Introduction to TLS Fingerprinting

TLS, which stands for Transport Layer Security, is a commonly used protocol in network communication to ensure the secure transmission of data. TLS uses encryption technology during the data sending and receiving process to prevent data from being intercepted or tampered with, thereby protecting the integrity and confidentiality of the information.

TLS is used to encrypt the vast majority of traffic on the Internet, from web browsing, registration and login, payment transactions, and streaming media, to the increasingly popular Internet of Things (IoT). Its security is also favored by malicious attackers, who use TLS to hide the communication traffic of malware.

At the start of a TLS connection, the client sends a TLS Client Hello packet. This packet, generated by the client application, informs the server about the supported ciphers and preferred communication methods and is transmitted in plaintext. The TLS Client Hello packet is unique for each application or its underlying TLS library, and the hash value calculated from this packet is known as the TLS fingerprint.
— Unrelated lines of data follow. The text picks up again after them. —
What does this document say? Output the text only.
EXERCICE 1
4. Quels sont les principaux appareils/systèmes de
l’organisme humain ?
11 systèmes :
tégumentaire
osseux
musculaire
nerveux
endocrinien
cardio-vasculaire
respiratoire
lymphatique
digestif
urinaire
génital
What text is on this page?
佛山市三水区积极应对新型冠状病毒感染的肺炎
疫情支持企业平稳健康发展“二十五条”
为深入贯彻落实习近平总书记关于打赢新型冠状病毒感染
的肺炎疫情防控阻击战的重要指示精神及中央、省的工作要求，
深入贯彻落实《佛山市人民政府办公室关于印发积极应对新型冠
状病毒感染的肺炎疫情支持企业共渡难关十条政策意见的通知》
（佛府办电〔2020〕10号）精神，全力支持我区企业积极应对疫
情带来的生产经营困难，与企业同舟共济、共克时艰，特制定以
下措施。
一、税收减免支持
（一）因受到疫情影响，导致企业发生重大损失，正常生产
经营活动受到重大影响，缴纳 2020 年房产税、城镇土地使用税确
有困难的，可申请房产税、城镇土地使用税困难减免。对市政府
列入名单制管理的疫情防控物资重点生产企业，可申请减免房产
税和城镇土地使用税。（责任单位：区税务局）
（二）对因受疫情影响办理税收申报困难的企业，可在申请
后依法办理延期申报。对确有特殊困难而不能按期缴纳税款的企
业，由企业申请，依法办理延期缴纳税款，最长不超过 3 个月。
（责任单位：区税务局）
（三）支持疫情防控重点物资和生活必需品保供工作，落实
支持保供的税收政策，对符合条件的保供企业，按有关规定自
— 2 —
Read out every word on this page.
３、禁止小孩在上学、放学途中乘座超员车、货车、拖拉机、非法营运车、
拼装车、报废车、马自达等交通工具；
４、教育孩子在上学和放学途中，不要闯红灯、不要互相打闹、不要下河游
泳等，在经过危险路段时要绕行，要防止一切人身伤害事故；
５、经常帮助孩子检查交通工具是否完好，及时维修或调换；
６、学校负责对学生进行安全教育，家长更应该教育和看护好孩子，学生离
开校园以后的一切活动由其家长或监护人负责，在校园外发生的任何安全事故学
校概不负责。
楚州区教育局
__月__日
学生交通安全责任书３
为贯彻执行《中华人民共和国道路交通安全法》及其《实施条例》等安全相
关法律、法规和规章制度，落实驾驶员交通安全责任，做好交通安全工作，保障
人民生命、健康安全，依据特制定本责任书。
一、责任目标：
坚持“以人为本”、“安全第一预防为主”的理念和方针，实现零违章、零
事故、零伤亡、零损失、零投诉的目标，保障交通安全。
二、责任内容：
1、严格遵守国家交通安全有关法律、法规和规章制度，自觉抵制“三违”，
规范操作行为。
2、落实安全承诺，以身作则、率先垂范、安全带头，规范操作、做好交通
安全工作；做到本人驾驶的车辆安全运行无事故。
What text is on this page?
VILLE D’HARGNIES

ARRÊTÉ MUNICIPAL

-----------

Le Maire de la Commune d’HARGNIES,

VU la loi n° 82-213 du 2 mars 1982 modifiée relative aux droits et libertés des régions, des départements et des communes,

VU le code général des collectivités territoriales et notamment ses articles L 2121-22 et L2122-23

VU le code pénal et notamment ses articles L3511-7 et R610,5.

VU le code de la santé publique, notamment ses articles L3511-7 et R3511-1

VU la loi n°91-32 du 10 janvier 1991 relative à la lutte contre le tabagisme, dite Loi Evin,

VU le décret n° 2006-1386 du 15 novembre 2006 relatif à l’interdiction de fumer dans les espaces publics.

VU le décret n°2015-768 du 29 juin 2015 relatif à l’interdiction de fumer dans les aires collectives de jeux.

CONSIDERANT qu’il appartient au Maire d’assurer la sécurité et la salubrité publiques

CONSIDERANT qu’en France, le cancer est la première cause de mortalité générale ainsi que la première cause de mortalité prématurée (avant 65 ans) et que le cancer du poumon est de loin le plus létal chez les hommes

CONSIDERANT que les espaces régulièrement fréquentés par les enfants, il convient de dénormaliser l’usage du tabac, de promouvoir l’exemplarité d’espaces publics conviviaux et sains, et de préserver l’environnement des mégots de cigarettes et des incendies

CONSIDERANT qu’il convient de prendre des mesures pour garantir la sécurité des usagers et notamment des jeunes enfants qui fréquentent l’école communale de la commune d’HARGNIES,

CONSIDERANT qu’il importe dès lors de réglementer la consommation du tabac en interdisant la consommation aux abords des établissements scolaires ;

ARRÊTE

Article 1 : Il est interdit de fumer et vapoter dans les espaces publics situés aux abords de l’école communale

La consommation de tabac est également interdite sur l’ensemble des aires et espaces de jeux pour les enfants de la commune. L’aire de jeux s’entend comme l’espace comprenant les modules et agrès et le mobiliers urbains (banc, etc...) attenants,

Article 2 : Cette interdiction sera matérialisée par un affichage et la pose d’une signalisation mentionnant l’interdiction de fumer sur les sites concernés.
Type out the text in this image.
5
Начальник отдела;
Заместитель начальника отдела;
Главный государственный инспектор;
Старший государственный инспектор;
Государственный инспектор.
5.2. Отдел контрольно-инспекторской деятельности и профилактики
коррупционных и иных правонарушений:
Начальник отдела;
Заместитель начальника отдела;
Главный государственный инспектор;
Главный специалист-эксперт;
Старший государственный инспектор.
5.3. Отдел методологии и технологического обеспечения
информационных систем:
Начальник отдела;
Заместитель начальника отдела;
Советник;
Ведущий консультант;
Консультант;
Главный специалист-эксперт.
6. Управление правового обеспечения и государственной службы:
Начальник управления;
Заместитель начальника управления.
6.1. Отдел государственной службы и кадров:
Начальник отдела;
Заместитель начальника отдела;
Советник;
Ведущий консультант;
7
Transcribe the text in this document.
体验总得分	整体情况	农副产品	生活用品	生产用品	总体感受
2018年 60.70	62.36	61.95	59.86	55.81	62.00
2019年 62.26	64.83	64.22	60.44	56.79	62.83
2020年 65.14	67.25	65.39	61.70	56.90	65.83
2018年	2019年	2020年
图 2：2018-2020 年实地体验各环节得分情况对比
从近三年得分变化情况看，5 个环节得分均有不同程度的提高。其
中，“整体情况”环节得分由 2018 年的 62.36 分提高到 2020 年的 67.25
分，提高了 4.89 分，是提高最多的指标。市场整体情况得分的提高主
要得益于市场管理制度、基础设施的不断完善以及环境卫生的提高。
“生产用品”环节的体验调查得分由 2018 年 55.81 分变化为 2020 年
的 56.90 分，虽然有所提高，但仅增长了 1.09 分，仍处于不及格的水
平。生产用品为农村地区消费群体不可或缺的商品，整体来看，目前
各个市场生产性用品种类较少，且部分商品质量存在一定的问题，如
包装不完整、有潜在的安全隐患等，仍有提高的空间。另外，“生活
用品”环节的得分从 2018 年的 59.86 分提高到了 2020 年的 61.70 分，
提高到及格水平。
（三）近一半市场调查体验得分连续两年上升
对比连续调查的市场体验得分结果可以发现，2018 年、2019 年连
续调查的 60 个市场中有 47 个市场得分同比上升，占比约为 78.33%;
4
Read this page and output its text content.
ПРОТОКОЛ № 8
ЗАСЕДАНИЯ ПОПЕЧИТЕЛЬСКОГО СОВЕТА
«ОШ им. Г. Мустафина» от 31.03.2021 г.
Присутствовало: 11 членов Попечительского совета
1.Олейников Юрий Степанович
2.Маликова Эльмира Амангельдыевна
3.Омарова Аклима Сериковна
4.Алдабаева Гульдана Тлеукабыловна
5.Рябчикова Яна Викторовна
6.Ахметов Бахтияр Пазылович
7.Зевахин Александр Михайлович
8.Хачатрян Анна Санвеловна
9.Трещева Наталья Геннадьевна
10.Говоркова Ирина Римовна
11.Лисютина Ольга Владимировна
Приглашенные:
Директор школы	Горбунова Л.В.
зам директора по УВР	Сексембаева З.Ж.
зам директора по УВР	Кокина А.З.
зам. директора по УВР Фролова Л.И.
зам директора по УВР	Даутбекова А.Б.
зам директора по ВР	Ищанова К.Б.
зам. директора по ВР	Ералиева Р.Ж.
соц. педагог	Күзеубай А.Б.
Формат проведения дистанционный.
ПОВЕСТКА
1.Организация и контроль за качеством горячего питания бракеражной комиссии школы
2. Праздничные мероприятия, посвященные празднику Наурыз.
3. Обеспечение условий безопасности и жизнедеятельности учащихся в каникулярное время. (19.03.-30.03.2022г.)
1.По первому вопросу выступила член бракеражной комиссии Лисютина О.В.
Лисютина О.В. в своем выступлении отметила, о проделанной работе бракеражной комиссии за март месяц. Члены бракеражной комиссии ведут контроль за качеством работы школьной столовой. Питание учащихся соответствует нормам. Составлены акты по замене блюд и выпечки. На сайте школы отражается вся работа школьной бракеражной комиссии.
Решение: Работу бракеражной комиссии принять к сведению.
Figure 1: TLS Handshake Process

The primary applications of TLS fingerprinting today are Salesforce’s open-source JA3 and JA4, with JA4 being an upgraded version of JA3 that includes more detection dimensions and scenarios. Therefore, this article mainly focuses on the application and practice of JA4-based TLS fingerprinting in bot mitigation.

1. JA3 & JA3S

The JA3 method collects the decimal values of the bytes from the following fields in the client’s Client Hello packet: TLS version, cipher suites, extensions list, elliptic curves, and elliptic curve formats. It then concatenates these values in the order they appear, separating each field with a comma and each value within a field with a hyphen.

Example:

771,4865-4866-4867-49195-49196-52393-49199-49200-52392-49171-49172-156-157-47-53,0-23-65281-10-11-35-16-5-13-51-45-43-21,29-23-24,0

The JA3 fingerprint is obtained by applying a 32-bit MD5 hash to the concatenated string:

JA3: f79b6bad2ad0641e1921aef10262856b

During the calculation of the JA3 fingerprint, it is necessary to ignore the values of the GREASE fields included in the TLS extensions. This mechanism, used by Google, prevents extensibility failures in the TLS ecosystem.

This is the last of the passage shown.